What You Need to Know
Small traders in Tanzania are struggling to access government-backed loans, with only 12 billion shillings disbursed from a 200 billion shilling allocation. Despite efforts to create favorable conditions for entrepreneurs, strict requirements and structural challenges hinder many potential beneficiaries from qualifying for these loans.
Africa-Press – Tanzania. SMALL traders and entrepreneurs are struggling to access government backed loans despite billions of shillings set aside to support their businesses, raising concerns over low uptake and existing barriers.
Officials say that out of 200bn/- allocated nationwide for interest-free loans, only 12bn/- has so far been disbursed, pointing to challenges in accessing the funds, particularly among informal traders.
Speaking during a meeting with entrepreneurs in Kahama District, the Chama cha Mapinduzi (CCM) Secretary for Political Affairs, Relations and International Cooperation, Rabia Hamad, called on business owners to organise themselves into groups to qualify for the loans provided through local councils and financial institutions.

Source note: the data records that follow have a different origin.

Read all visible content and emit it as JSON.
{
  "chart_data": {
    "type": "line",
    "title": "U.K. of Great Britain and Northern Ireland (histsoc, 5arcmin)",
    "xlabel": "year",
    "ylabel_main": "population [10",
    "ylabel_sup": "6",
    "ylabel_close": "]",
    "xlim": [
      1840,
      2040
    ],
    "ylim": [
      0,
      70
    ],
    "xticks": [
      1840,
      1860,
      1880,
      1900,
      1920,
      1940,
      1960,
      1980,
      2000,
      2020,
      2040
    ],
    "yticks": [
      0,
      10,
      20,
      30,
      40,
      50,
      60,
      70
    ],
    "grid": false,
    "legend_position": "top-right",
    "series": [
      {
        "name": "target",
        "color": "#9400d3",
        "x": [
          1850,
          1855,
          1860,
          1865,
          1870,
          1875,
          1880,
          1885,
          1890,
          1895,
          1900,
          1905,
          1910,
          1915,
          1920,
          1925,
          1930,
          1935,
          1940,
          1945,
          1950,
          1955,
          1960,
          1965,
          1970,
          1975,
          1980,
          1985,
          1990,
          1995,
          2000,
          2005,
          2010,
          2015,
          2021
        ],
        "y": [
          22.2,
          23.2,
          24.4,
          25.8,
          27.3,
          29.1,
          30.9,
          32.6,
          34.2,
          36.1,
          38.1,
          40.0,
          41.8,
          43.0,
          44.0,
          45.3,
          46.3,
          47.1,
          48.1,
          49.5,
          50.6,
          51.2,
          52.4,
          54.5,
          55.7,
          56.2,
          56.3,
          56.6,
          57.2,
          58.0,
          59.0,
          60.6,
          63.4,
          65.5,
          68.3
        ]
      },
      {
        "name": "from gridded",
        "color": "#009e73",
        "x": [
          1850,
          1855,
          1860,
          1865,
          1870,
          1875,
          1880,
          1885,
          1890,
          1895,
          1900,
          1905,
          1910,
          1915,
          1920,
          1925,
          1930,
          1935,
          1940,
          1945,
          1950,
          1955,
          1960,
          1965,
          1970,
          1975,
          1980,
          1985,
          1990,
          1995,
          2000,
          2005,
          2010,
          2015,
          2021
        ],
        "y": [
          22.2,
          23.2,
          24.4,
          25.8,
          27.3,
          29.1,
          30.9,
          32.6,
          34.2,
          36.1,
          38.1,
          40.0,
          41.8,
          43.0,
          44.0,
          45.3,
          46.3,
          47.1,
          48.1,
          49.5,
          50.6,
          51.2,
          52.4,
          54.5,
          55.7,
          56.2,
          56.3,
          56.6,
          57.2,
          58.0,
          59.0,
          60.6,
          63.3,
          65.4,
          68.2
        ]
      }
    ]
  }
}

“Under President Samia Suluhu Hassan leadership, she has created favourable conditions for entrepreneurs to access affordable financing, including partnerships with banks such as NMB,” she said.
However, officials acknowledge that strict requirements continue to limit access for many potential beneficiaries.
Speaking on behalf of the Permanent Secretary in the Ministry of Community Development, Gender, Women and Special Groups, Ms Slylivia Lusumo said traders must be formally registered and have an annual turnover not exceeding 4m/- to qualify.
She said that in Shinyanga Region, 255m/- has been allocated, benefiting 124 traders, out of 1,556 registered traders, of whom only 750 have been verified in the system.
“To obtain a loan, a trader must be registered and possess a valid identification card,” she said, emphasising the need for proper identification to improve access.
At the council level, Kahama Municipal Community Development Officer, Mr Khamis Mnubi, said 3bn/- has been allocated for the 2025/2026 financial year, with 1.1bn/- already disbursed to 57 groups in two phases between July and December.
Despite these efforts, traders say structural challenges continue to lock out many potential beneficiaries.
Speaking on behalf of the Kahama District Machinga Union (SHIUMA), Mr Barnaba Mazengo said many street vendors are unable to qualify for loans because they lack permanent business premises, including kiosks required for registration.
He added that although Kahama supports trade activities linked to eight countries, the absence of a designated trading area has left many small traders operating informally and unable to meet loan conditions.
The cost of acquiring a kiosk, estimated at 50,000/-, payable within six months, remains out of reach for many traders with limited capital.
The situation highlights the gap between policy intentions and implementation, as the government continues efforts to expand financial inclusion and empower small-scale entrepreneurs across the country.
The Tanzanian government has allocated significant funds to support small-scale traders and entrepreneurs, aiming to enhance financial inclusion and empower local businesses. However, despite these intentions, many traders face barriers such as stringent eligibility criteria and a lack of formal business registration, which limit their access to available loans. The situation underscores the ongoing challenges in bridging the gap between policy and practical implementation in the financial sector.